Frédéric Saint Clair: «Une droite recomposée est extrêmement difficile à mettre en place. Des initiatives commencent à se faire sentir et elles montrent une attente d’une forme d’alliance au sein de la population de droite. Mais politiquement, c’est très complexe. Des tensions partisanes très fortes existent, de même que des bagages historiques très divergents. Pour le dire de façon brutale: l’héritage politique historique du RN, c’est Pétain. Jean-Marie Le Pen a à nouveau rappelé dans son dernier ouvrage sa fidélité à Pétain et sa détestation de De Gaulle. à l’inverse, du côté des Républicains, il existe une détestation de Pétain et une fidélité gaulliste. Réconcilier de manière tactique ces deux droites-là en balayant ces héritages me semble extrêmement compliqué.

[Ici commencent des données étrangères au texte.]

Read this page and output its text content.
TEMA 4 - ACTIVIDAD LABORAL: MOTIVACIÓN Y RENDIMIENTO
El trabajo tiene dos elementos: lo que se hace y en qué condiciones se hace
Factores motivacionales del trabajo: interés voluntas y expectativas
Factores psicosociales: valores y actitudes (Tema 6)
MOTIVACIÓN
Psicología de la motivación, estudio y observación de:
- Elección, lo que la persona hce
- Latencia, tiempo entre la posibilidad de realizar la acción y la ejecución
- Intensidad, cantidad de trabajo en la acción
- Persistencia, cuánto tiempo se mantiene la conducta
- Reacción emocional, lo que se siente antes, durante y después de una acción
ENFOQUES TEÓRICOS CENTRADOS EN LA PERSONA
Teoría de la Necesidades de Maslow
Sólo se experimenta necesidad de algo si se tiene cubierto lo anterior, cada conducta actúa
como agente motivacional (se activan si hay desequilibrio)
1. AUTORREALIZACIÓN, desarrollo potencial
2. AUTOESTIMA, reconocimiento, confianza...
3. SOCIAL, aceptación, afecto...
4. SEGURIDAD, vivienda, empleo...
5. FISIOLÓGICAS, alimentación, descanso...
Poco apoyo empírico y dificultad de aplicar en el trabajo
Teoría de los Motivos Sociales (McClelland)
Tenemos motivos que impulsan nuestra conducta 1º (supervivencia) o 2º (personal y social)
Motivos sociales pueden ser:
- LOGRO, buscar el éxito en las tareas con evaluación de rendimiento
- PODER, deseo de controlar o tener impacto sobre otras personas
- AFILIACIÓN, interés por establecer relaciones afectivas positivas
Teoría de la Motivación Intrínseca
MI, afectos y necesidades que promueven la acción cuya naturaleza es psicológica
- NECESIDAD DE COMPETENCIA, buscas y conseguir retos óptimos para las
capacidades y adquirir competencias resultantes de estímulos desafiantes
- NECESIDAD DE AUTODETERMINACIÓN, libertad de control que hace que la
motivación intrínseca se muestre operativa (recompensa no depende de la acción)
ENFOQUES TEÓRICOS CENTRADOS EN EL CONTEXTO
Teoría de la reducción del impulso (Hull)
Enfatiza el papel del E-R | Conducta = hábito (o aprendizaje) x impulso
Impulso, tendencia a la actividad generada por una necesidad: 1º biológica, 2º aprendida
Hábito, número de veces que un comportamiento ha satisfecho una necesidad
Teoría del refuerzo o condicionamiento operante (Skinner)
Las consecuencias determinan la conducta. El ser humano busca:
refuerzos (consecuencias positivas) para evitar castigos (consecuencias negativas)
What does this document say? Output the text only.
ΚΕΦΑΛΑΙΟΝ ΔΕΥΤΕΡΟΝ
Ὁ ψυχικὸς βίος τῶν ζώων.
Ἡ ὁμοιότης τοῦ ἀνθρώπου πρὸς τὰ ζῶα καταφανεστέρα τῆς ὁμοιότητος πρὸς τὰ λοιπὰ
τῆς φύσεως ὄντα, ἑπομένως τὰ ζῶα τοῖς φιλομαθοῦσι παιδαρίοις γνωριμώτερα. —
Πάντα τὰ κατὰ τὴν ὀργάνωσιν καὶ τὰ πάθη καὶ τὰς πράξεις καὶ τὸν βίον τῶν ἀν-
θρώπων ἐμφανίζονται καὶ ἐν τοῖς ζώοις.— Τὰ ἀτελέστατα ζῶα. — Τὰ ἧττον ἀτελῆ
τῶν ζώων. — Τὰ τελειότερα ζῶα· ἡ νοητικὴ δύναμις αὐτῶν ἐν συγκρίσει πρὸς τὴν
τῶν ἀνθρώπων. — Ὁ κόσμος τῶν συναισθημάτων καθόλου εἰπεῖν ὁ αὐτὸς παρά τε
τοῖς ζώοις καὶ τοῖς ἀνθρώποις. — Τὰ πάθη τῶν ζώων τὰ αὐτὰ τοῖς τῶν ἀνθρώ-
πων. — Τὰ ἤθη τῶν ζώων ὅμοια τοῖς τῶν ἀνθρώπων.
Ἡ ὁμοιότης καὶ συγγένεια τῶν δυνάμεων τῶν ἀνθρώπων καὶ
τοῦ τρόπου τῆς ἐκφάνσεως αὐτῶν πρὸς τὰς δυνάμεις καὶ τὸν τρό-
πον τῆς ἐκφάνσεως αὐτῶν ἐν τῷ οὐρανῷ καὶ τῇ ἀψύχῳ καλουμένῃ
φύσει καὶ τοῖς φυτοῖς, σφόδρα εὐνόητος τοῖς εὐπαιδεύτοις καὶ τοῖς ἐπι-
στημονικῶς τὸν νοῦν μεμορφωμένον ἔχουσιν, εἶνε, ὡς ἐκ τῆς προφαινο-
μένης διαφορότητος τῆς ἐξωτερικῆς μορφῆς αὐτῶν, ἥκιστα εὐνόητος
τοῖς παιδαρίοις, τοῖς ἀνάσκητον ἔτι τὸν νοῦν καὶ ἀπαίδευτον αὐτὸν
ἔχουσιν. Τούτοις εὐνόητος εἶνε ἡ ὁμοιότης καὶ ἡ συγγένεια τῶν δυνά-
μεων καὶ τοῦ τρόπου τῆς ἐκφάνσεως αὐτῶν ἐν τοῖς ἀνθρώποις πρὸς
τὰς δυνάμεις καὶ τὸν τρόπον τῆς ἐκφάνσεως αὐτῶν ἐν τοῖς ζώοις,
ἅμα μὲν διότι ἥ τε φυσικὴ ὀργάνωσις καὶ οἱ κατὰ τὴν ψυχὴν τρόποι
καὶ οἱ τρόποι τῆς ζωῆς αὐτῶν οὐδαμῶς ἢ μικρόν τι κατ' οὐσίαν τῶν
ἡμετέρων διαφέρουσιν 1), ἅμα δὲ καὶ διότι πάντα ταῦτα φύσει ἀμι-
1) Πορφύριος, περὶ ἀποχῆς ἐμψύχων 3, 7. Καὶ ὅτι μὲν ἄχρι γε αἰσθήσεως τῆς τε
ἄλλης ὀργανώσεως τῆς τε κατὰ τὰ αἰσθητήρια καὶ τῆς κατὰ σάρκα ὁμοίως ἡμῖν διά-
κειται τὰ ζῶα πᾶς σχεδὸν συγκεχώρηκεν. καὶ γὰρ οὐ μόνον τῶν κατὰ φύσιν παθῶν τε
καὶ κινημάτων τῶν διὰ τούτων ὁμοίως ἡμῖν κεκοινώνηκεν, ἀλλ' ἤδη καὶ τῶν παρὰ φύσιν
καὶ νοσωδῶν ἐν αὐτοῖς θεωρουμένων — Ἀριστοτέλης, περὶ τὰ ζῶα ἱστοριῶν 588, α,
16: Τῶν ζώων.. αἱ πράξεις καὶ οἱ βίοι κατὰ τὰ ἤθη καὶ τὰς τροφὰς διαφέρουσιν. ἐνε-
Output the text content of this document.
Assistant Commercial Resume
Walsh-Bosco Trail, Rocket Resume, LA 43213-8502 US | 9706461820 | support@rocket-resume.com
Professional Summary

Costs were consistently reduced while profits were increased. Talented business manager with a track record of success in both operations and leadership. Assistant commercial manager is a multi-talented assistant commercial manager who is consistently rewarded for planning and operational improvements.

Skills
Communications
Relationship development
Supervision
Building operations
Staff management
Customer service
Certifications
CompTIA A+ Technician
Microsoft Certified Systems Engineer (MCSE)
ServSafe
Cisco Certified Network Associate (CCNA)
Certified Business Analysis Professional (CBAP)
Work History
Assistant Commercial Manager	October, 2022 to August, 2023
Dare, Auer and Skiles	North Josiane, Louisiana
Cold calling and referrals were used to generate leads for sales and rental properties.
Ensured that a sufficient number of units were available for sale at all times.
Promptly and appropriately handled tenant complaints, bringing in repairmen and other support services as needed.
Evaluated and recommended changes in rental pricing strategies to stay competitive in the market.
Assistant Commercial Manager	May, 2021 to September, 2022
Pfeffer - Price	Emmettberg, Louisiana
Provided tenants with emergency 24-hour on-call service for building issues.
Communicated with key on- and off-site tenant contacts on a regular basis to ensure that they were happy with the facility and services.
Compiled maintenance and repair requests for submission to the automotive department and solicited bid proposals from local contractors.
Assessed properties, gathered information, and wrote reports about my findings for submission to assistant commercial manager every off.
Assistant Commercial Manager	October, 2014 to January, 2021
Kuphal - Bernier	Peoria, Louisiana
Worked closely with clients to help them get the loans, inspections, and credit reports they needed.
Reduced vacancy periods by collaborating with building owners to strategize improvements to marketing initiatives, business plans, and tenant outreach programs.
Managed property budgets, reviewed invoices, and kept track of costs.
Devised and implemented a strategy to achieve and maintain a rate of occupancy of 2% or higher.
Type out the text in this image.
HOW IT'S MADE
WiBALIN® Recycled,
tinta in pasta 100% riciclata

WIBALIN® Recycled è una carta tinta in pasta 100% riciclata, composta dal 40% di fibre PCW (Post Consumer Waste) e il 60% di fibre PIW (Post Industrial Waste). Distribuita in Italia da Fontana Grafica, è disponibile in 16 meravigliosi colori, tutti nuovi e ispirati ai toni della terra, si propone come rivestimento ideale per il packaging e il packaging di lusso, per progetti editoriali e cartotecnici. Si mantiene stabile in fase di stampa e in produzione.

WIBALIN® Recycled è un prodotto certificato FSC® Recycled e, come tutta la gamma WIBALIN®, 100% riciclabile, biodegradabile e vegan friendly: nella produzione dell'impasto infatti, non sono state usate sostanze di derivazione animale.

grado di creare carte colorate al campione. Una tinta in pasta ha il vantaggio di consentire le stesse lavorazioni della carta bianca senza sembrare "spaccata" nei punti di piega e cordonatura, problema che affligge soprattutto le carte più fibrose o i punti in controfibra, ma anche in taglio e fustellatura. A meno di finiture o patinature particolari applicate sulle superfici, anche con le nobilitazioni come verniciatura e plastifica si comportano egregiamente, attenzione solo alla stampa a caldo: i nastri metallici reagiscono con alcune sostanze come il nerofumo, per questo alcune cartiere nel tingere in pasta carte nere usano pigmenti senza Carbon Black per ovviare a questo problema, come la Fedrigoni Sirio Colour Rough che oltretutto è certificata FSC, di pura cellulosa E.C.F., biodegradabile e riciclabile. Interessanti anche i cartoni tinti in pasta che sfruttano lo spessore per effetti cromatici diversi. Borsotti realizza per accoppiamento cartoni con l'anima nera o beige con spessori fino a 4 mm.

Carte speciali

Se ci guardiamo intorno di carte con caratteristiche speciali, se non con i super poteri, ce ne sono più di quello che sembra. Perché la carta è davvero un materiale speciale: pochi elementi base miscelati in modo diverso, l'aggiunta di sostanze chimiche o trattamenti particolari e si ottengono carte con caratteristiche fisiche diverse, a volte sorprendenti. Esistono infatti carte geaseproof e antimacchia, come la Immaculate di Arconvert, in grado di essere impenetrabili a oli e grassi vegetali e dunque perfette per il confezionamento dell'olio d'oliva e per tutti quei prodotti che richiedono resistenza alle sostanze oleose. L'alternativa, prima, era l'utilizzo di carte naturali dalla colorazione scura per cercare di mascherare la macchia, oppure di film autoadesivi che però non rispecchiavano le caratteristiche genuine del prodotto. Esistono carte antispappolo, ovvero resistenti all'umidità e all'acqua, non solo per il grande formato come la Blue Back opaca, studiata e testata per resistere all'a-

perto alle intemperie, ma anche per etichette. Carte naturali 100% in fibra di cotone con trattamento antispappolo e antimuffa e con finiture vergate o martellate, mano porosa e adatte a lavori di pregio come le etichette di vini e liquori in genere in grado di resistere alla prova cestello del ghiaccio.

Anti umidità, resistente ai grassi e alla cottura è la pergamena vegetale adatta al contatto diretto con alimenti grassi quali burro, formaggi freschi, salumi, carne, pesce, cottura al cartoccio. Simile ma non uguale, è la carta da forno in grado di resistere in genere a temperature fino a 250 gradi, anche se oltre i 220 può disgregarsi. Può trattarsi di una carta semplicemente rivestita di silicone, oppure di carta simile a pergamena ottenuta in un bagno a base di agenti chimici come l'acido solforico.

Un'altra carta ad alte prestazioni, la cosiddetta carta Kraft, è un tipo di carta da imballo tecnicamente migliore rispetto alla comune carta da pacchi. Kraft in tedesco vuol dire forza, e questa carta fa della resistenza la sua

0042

Il faudrait créer un nouveau mouvement qui attirerait des dirigeants de grands partis et que cela soit suffisamment massif pour générer une nouvelle dynamique. Encore une fois, cela me semble très compromis. Emmanuel Macron a un boulevard.»

Sputnik France: L’alliance de Marion Maréchal et de François-Xavier Bellamy n’est donc pas prête de voir le jour?

Frédéric Saint Clair: «Je pense qu’effectivement elle n’est pas pour tout de suite. Mais je peux me tromper.»